I have used mayo jars if they take a standard 2 piece lid, but not for pressure canning. I only use these in water bath.


----------



## Dead Rabbit (Oct 30, 2010)

my mom used to use the mayo jars for canning, i got all her canning paraphanalia after she passed away. and i just threw out 3 boxes of the old mayo jars she used to use. at the recycle bin. 

just my wife and me, there was plenty of real ball mason canning jars we didnt need the mayo jars. plus id rather buy a few more jars if need be than to use the the mayo ones.....even though they had been used successfully for yrs.


----------



## RedDirt Cowgirl (Sep 21, 2010)

Word from those on the leading edge is that glass is being phased out of production and sooner than we would imagine there will no longer be any glass available as we know it today. "Recycled" glass isn't really happening. Made me think twice about culling those mayonaise jars from my canning supplies.


----------



## Ohio dreamer (Apr 6, 2006)

I would "test drive" them with a load of water. Process them for a nice long time and see what happens.


----------



## Sparkey (Oct 23, 2004)

"Word from those on the leading edge is that glass is being phased out of production and sooner than we would imagine there will no longer be any glass available as we know it today. "

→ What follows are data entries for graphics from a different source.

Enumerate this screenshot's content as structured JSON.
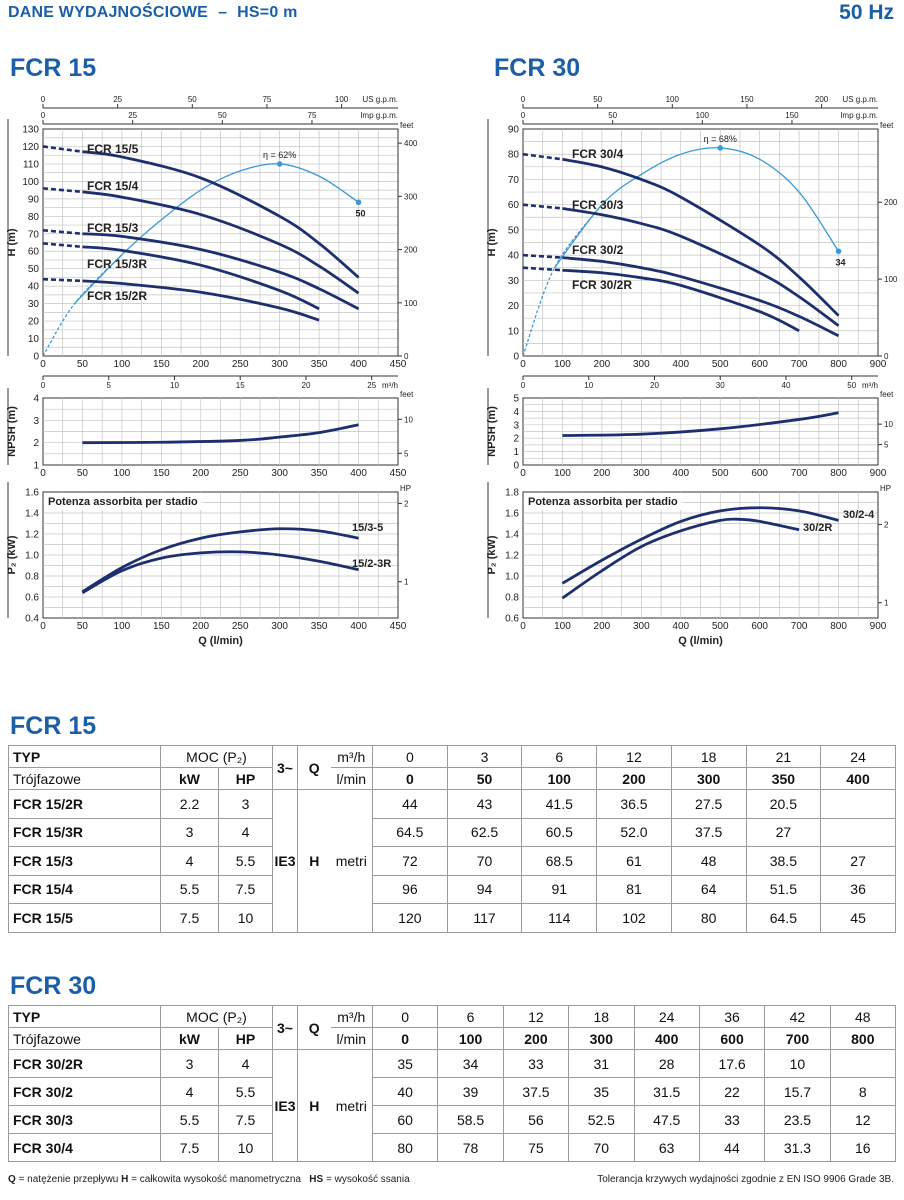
{
  "header": {
    "title": "DANE WYDAJNOŚCIOWE",
    "dash": "–",
    "hs": "HS=0 m",
    "freq": "50 Hz"
  },
  "sections": [
    {
      "title": "FCR 15"
    },
    {
      "title": "FCR 30"
    }
  ],
  "chart_data": [
    {
      "type": "line",
      "id": "h-fcr15",
      "ylabel": "H (m)",
      "xlim": [
        0,
        450
      ],
      "xticks": [
        0,
        50,
        100,
        150,
        200,
        250,
        300,
        350,
        400,
        450
      ],
      "ylim": [
        0,
        130
      ],
      "yticks": [
        0,
        10,
        20,
        30,
        40,
        50,
        60,
        70,
        80,
        90,
        100,
        110,
        120,
        130
      ],
      "decimals": 0,
      "aux": {
        "us": {
          "label": "US g.p.m.",
          "ticks": [
            0,
            25,
            50,
            75,
            100
          ]
        },
        "imp": {
          "label": "Imp g.p.m.",
          "ticks": [
            0,
            25,
            50,
            75
          ]
        },
        "m3h": {
          "label": "m³/h",
          "ticks": [
            0,
            5,
            10,
            15,
            20,
            25
          ]
        },
        "right": {
          "label": "feet",
          "unit": "feet",
          "ticks": [
            0,
            100,
            200,
            300,
            400
          ]
        }
      },
      "series": [
        {
          "name": "FCR 15/5",
          "x": [
            0,
            50,
            100,
            200,
            300,
            350,
            400
          ],
          "y": [
            120,
            117,
            114,
            102,
            80,
            64.5,
            45
          ]
        },
        {
          "name": "FCR 15/4",
          "x": [
            0,
            50,
            100,
            200,
            300,
            350,
            400
          ],
          "y": [
            96,
            94,
            91,
            81,
            64,
            51.5,
            36
          ]
        },
        {
          "name": "FCR 15/3",
          "x": [
            0,
            50,
            100,
            200,
            300,
            350,
            400
          ],
          "y": [
            72,
            70,
            68.5,
            61,
            48,
            38.5,
            27
          ]
        },
        {
          "name": "FCR 15/3R",
          "x": [
            0,
            50,
            100,
            200,
            300,
            350
          ],
          "y": [
            64.5,
            62.5,
            60.5,
            52,
            37.5,
            27
          ]
        },
        {
          "name": "FCR 15/2R",
          "x": [
            0,
            50,
            100,
            200,
            300,
            350
          ],
          "y": [
            44,
            43,
            41.5,
            36.5,
            27.5,
            20.5
          ]
        }
      ],
      "efficiency": {
        "label": "η = 62%",
        "end_label": "50",
        "x": [
          0,
          40,
          100,
          150,
          200,
          250,
          300,
          350,
          400
        ],
        "y": [
          0,
          30,
          58,
          78,
          95,
          106,
          110,
          103,
          88
        ]
      }
    },
    {
      "type": "line",
      "id": "h-fcr30",
      "ylabel": "H (m)",
      "xlim": [
        0,
        900
      ],
      "xticks": [
        0,
        100,
        200,
        300,
        400,
        500,
        600,
        700,
        800,
        900
      ],
      "ylim": [
        0,
        90
      ],
      "yticks": [
        0,
        10,
        20,
        30,
        40,
        50,
        60,
        70,
        80,
        90
      ],
      "decimals": 0,
      "aux": {
        "us": {
          "label": "US g.p.m.",
          "ticks": [
            0,
            50,
            100,
            150,
            200
          ]
        },
        "imp": {
          "label": "Imp g.p.m.",
          "ticks": [
            0,
            50,
            100,
            150
          ]
        },
        "m3h": {
          "label": "m³/h",
          "ticks": [
            0,
            10,
            20,
            30,
            40,
            50
          ]
        },
        "right": {
          "label": "feet",
          "unit": "feet",
          "ticks": [
            0,
            100,
            200
          ]
        }
      },
      "series": [
        {
          "name": "FCR 30/4",
          "x": [
            0,
            100,
            200,
            300,
            400,
            600,
            700,
            800
          ],
          "y": [
            80,
            78,
            75,
            70,
            63,
            44,
            31.3,
            16
          ]
        },
        {
          "name": "FCR 30/3",
          "x": [
            0,
            100,
            200,
            300,
            400,
            600,
            700,
            800
          ],
          "y": [
            60,
            58.5,
            56,
            52.5,
            47.5,
            33,
            23.5,
            12
          ]
        },
        {
          "name": "FCR 30/2",
          "x": [
            0,
            100,
            200,
            300,
            400,
            600,
            700,
            800
          ],
          "y": [
            40,
            39,
            37.5,
            35,
            31.5,
            22,
            15.7,
            8
          ]
        },
        {
          "name": "FCR 30/2R",
          "x": [
            0,
            100,
            200,
            300,
            400,
            600,
            700
          ],
          "y": [
            35,
            34,
            33,
            31,
            28,
            17.6,
            10
          ]
        }
      ],
      "efficiency": {
        "label": "η = 68%",
        "end_label": "34",
        "x": [
          0,
          80,
          200,
          300,
          400,
          500,
          600,
          700,
          800
        ],
        "y": [
          0,
          35,
          60,
          72,
          80,
          82.5,
          78,
          65,
          41.5
        ]
      }
    },
    {
      "type": "line",
      "id": "npsh-fcr15",
      "ylabel": "NPSH (m)",
      "xlim": [
        0,
        450
      ],
      "xticks": [
        0,
        50,
        100,
        150,
        200,
        250,
        300,
        350,
        400,
        450
      ],
      "ylim": [
        1,
        4
      ],
      "yticks": [
        1,
        2,
        3,
        4
      ],
      "decimals": 0,
      "aux": {
        "right": {
          "label": "feet",
          "unit": "feet",
          "ticks": [
            5,
            10
          ]
        }
      },
      "series": [
        {
          "name": "NPSH",
          "x": [
            50,
            150,
            250,
            300,
            350,
            400
          ],
          "y": [
            2,
            2.02,
            2.1,
            2.25,
            2.45,
            2.8
          ]
        }
      ]
    },
    {
      "type": "line",
      "id": "npsh-fcr30",
      "ylabel": "NPSH (m)",
      "xlim": [
        0,
        900
      ],
      "xticks": [
        0,
        100,
        200,
        300,
        400,
        500,
        600,
        700,
        800,
        900
      ],
      "ylim": [
        0,
        5
      ],
      "yticks": [
        0,
        1,
        2,
        3,
        4,
        5
      ],
      "decimals": 0,
      "aux": {
        "right": {
          "label": "feet",
          "unit": "feet",
          "ticks": [
            5,
            10
          ]
        }
      },
      "series": [
        {
          "name": "NPSH",
          "x": [
            100,
            300,
            500,
            700,
            800
          ],
          "y": [
            2.2,
            2.3,
            2.7,
            3.4,
            3.9
          ]
        }
      ]
    },
    {
      "type": "line",
      "id": "p2-fcr15",
      "title": "Potenza assorbita per stadio",
      "ylabel": "P₂ (kW)",
      "xlabel": "Q (l/min)",
      "xlim": [
        0,
        450
      ],
      "xticks": [
        0,
        50,
        100,
        150,
        200,
        250,
        300,
        350,
        400,
        450
      ],
      "ylim": [
        0.4,
        1.6
      ],
      "yticks": [
        0.4,
        0.6,
        0.8,
        1.0,
        1.2,
        1.4,
        1.6
      ],
      "decimals": 1,
      "aux": {
        "right": {
          "label": "HP",
          "unit": "hp",
          "ticks": [
            1,
            2
          ]
        }
      },
      "series": [
        {
          "name": "15/3-5",
          "x": [
            50,
            100,
            150,
            200,
            250,
            300,
            350,
            400
          ],
          "y": [
            0.65,
            0.88,
            1.05,
            1.16,
            1.22,
            1.25,
            1.23,
            1.16
          ]
        },
        {
          "name": "15/2-3R",
          "x": [
            50,
            100,
            150,
            200,
            250,
            300,
            350,
            400
          ],
          "y": [
            0.64,
            0.85,
            0.97,
            1.02,
            1.03,
            1.0,
            0.94,
            0.86
          ]
        }
      ]
    },
    {
      "type": "line",
      "id": "p2-fcr30",
      "title": "Potenza assorbita per stadio",
      "ylabel": "P₂ (kW)",
      "xlabel": "Q (l/min)",
      "xlim": [
        0,
        900
      ],
      "xticks": [
        0,
        100,
        200,
        300,
        400,
        500,
        600,
        700,
        800,
        900
      ],
      "ylim": [
        0.6,
        1.8
      ],
      "yticks": [
        0.6,
        0.8,
        1.0,
        1.2,
        1.4,
        1.6,
        1.8
      ],
      "decimals": 1,
      "aux": {
        "right": {
          "label": "HP",
          "unit": "hp",
          "ticks": [
            1,
            2
          ]
        }
      },
      "series": [
        {
          "name": "30/2-4",
          "x": [
            100,
            200,
            300,
            400,
            500,
            600,
            700,
            800
          ],
          "y": [
            0.93,
            1.15,
            1.35,
            1.52,
            1.62,
            1.65,
            1.62,
            1.53
          ]
        },
        {
          "name": "30/2R",
          "x": [
            100,
            200,
            300,
            400,
            500,
            550,
            600,
            700
          ],
          "y": [
            0.79,
            1.05,
            1.28,
            1.43,
            1.53,
            1.54,
            1.52,
            1.44
          ]
        }
      ]
    }
  ],
  "tables": [
    {
      "title": "FCR 15",
      "typ": "TYP",
      "moc": "MOC (P₂)",
      "phase": "3~",
      "q": "Q",
      "m3h": "m³/h",
      "trojfazowe": "Trójfazowe",
      "kw": "kW",
      "hp": "HP",
      "lmin": "l/min",
      "ie": "IE3",
      "h": "H",
      "metri": "metri",
      "q_m3h": [
        "0",
        "3",
        "6",
        "12",
        "18",
        "21",
        "24"
      ],
      "q_lmin": [
        "0",
        "50",
        "100",
        "200",
        "300",
        "350",
        "400"
      ],
      "rows": [
        {
          "name": "FCR 15/2R",
          "kw": "2.2",
          "hp": "3",
          "values": [
            "44",
            "43",
            "41.5",
            "36.5",
            "27.5",
            "20.5",
            ""
          ]
        },
        {
          "name": "FCR 15/3R",
          "kw": "3",
          "hp": "4",
          "values": [
            "64.5",
            "62.5",
            "60.5",
            "52.0",
            "37.5",
            "27",
            ""
          ]
        },
        {
          "name": "FCR 15/3",
          "kw": "4",
          "hp": "5.5",
          "values": [
            "72",
            "70",
            "68.5",
            "61",
            "48",
            "38.5",
            "27"
          ]
        },
        {
          "name": "FCR 15/4",
          "kw": "5.5",
          "hp": "7.5",
          "values": [
            "96",
            "94",
            "91",
            "81",
            "64",
            "51.5",
            "36"
          ]
        },
        {
          "name": "FCR 15/5",
          "kw": "7.5",
          "hp": "10",
          "values": [
            "120",
            "117",
            "114",
            "102",
            "80",
            "64.5",
            "45"
          ]
        }
      ]
    },
    {
      "title": "FCR 30",
      "typ": "TYP",
      "moc": "MOC (P₂)",
      "phase": "3~",
      "q": "Q",
      "m3h": "m³/h",
      "trojfazowe": "Trójfazowe",
      "kw": "kW",
      "hp": "HP",
      "lmin": "l/min",
      "ie": "IE3",
      "h": "H",
      "metri": "metri",
      "q_m3h": [
        "0",
        "6",
        "12",
        "18",
        "24",
        "36",
        "42",
        "48"
      ],
      "q_lmin": [
        "0",
        "100",
        "200",
        "300",
        "400",
        "600",
        "700",
        "800"
      ],
      "rows": [
        {
          "name": "FCR 30/2R",
          "kw": "3",
          "hp": "4",
          "values": [
            "35",
            "34",
            "33",
            "31",
            "28",
            "17.6",
            "10",
            ""
          ]
        },
        {
          "name": "FCR 30/2",
          "kw": "4",
          "hp": "5.5",
          "values": [
            "40",
            "39",
            "37.5",
            "35",
            "31.5",
            "22",
            "15.7",
            "8"
          ]
        },
        {
          "name": "FCR 30/3",
          "kw": "5.5",
          "hp": "7.5",
          "values": [
            "60",
            "58.5",
            "56",
            "52.5",
            "47.5",
            "33",
            "23.5",
            "12"
          ]
        },
        {
          "name": "FCR 30/4",
          "kw": "7.5",
          "hp": "10",
          "values": [
            "80",
            "78",
            "75",
            "70",
            "63",
            "44",
            "31.3",
            "16"
          ]
        }
      ]
    }
  ],
  "footer": {
    "q": "Q",
    "q_text": "= natężenie przepływu",
    "h": "H",
    "h_text": "= całkowita wysokość manometryczna",
    "hs": "HS",
    "hs_text": "= wysokość ssania",
    "tolerance": "Tolerancja krzywych wydajności zgodnie z EN ISO 9906 Grade 3B."
  },
  "colors": {
    "brand": "#1b5fa8",
    "curve": "#1d2f6f",
    "efficiency": "#3a9ad6",
    "grid": "#c4c4c4"
  }
}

And who might those on the leading edge be ?


----------



## Paquebot (May 10, 2002)

Since the oldest ones would have been designed for zinc lids and rubber rings, the inside edge of the rims may not have been polished. If so, there may be tiny ridges. Fine sandpaper will smooth them down.

Martin


----------



## RedDirt Cowgirl (Sep 21, 2010)

By "those on the leading edge" I meant it was a topic of dicussion between a group of San Francisco venture capitalists (new factory financing/phase out of glass factories), a food industry consultant, a "green business" consultant, and several California and Oregon environmentalists working with recycling industries; just gossip really passed down from insiders in the processed food industry who say they see these changes. And we believe it because of the displacement of glass already taken place in the market place in favor of plastic and "shelf stable" box and bag packaging. At least on the West coast, there are no more glass mayonaise jars in the groceries, just plastic.


----------



## Paquebot (May 10, 2002)

Doing away with glass began long ago but there have always been certain foods which could react to plastics. Plastics are now being developed which are compatible to those products and thus replacing the more expensive glass. Not long ago, I found a company which supplies a lot of glass containers for the commercial food industry. With tomato sauce, the cheapest price for 24 ounce jars about 50Â¢ each and that was more or less a truck load.

Martin


----------